Indubitablement, beaucoup de parlementaires, d’observateurs et de citoyens se demandent quelle mouche a piqué la ministre Marghem la semaine dernière. Pourquoi s’enferrer dans ses mensonges et négliger de manière quasiment ostentatoire les procédures imposées ainsi que la législation pour prolonger les réacteurs nucléaires de Doel 1 et 2 ?

Permettez-moi d’avancer une explication raisonnable : il semble que la ministre Marghem soit tout simplement enfermée dans une "chambre d’écho nucléaire". Une quoi ? C'est un concept anglais : "echo chamber". Une situation dans laquelle l’information et les idées sont amplifiées en se répétant et en se propageant dans un système fermé alors que les autres points de vue, contradictoires, sont censurés ou exclus.

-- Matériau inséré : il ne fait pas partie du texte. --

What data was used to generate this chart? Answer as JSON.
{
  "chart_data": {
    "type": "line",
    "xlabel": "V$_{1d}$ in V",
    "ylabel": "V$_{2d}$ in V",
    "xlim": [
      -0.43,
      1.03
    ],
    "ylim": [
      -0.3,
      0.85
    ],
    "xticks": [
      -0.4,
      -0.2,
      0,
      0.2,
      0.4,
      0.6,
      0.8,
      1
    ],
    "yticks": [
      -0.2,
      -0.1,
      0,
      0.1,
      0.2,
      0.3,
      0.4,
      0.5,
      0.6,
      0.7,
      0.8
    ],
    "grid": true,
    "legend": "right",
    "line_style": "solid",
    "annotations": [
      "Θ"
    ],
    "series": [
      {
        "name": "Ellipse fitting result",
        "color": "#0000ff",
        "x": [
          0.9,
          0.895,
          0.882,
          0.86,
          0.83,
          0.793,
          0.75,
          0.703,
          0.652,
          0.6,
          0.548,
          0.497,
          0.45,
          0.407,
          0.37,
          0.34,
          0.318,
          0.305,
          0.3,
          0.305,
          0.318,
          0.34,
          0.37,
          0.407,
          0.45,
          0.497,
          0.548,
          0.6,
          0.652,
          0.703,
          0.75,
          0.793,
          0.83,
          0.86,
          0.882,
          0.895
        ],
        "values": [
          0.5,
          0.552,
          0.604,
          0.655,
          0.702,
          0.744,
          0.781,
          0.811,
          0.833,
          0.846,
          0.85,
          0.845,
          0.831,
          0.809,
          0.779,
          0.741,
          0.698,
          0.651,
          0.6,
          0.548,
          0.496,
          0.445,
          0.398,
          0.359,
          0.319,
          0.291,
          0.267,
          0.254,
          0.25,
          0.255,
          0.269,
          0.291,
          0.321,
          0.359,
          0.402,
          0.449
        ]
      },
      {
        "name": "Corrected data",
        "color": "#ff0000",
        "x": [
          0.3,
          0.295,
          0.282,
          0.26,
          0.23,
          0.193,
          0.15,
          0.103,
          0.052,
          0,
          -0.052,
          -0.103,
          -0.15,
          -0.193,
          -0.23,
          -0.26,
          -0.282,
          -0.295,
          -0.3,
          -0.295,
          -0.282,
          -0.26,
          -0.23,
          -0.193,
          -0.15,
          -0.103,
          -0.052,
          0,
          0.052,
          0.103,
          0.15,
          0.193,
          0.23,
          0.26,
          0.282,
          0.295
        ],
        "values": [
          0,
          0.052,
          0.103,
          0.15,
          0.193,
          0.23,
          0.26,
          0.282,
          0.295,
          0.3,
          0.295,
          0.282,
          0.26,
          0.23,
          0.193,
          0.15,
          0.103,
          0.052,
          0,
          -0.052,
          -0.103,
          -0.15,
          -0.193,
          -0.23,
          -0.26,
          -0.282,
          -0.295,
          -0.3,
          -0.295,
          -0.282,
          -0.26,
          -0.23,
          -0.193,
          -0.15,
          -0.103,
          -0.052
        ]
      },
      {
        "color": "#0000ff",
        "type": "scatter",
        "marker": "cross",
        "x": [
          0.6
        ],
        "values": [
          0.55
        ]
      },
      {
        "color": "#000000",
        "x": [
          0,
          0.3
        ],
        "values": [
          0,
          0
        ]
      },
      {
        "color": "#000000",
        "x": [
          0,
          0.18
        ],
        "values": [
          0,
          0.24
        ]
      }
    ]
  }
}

Oui, la ministre Marghem s’est constituée sa propre "chambre d’écho". Après la décision du gouvernement Michel d’allonger de 10 ans la durée de vie des réacteurs nucléaires de Doel 1 et 2, la ministre en charge a tout mis en œuvre pour y arriver. Elle concentre dans son cabinet un certain nombre d’anciens travailleurs du secteur nucléaire qui s’échangent ensuite des informations utiles à leurs yeux. Soigneusement sélectionnées. Certaines informations provenant de l’extérieur, à l’instar d’un avis du Conseil d’Etat, sont, elles, ignorées. Marghem préfère plutôt suivre l’avis juridique qui provient de sa "chambre d’écho", où la mainmise d’Electrabel est indéniable.



Notre Ministre de l’Energie va même encore plus loin, n’hésitant pas à faire de la rétention d’informations devant le parlement et à manipuler ce qui pourrait s’échapper de sa "chambre d’écho". Manifestement, la fin justifie les moyens.

Le danger ? Prenons l’exemple japonais pour l’illustrer : là-bas, une commission d’enquête officielle du gouvernement désigne la proximité et la collusion entre le propriétaire de la centrale nucléaire TEPCO, les autorités et le superviseur comme la principale cause de la catastrophe nucléaire de Fukushima en 2011. Le régulateur, composé fréquemment d’anciens travailleurs des centrales nucléaires, a souvent laissé, par exemple, les contrôles en matière de sécurité entre les mains de TEPCO lui-même. Le secteur nucléaire a ainsi continué (et continue) à se convaincre, et tout le monde aux alentours, que les centrales nucléaires sont sûres. Les risques, eux, ont été minimisés. Jusqu’à Fukushima, une catastrophe nucléaire de l’ampeur de Tchernobyl.

Marghem et les membres de sa "chambre d’écho" n’ont visiblement pas appris les leçons de Fukushima. Ils continuent à se répéter inexorablement que les vieux réacteurs de Doel 1 et 2 sont sûrs et qu’un rapport environnemental et une consultation publique sont inutiles, ignorant ainsi leurs obligations légales et les traités internationaux en la matière.
 
Se fiche-t-elle vraiment du fait que la Belgique puisse faire faillite en cas de catastrophe nucléaire ? Est-elle vraiment prête à mettre en jeu une ville comme Anvers pour arriver à ses fins politiques ?

Le Premier ministre Charles Michel a son rôle à jouer : à lui de forcer le coffre de cette "chambre d’écho" le plus vite possible. Le monde est déjà en train de se convertir aux énergies renouvelables. La Belgique a, elle aussi, tout intérêt à assurer son approvisionnement énergétique de manière propre et sûre. Notre économie ne s’en portera que mieux.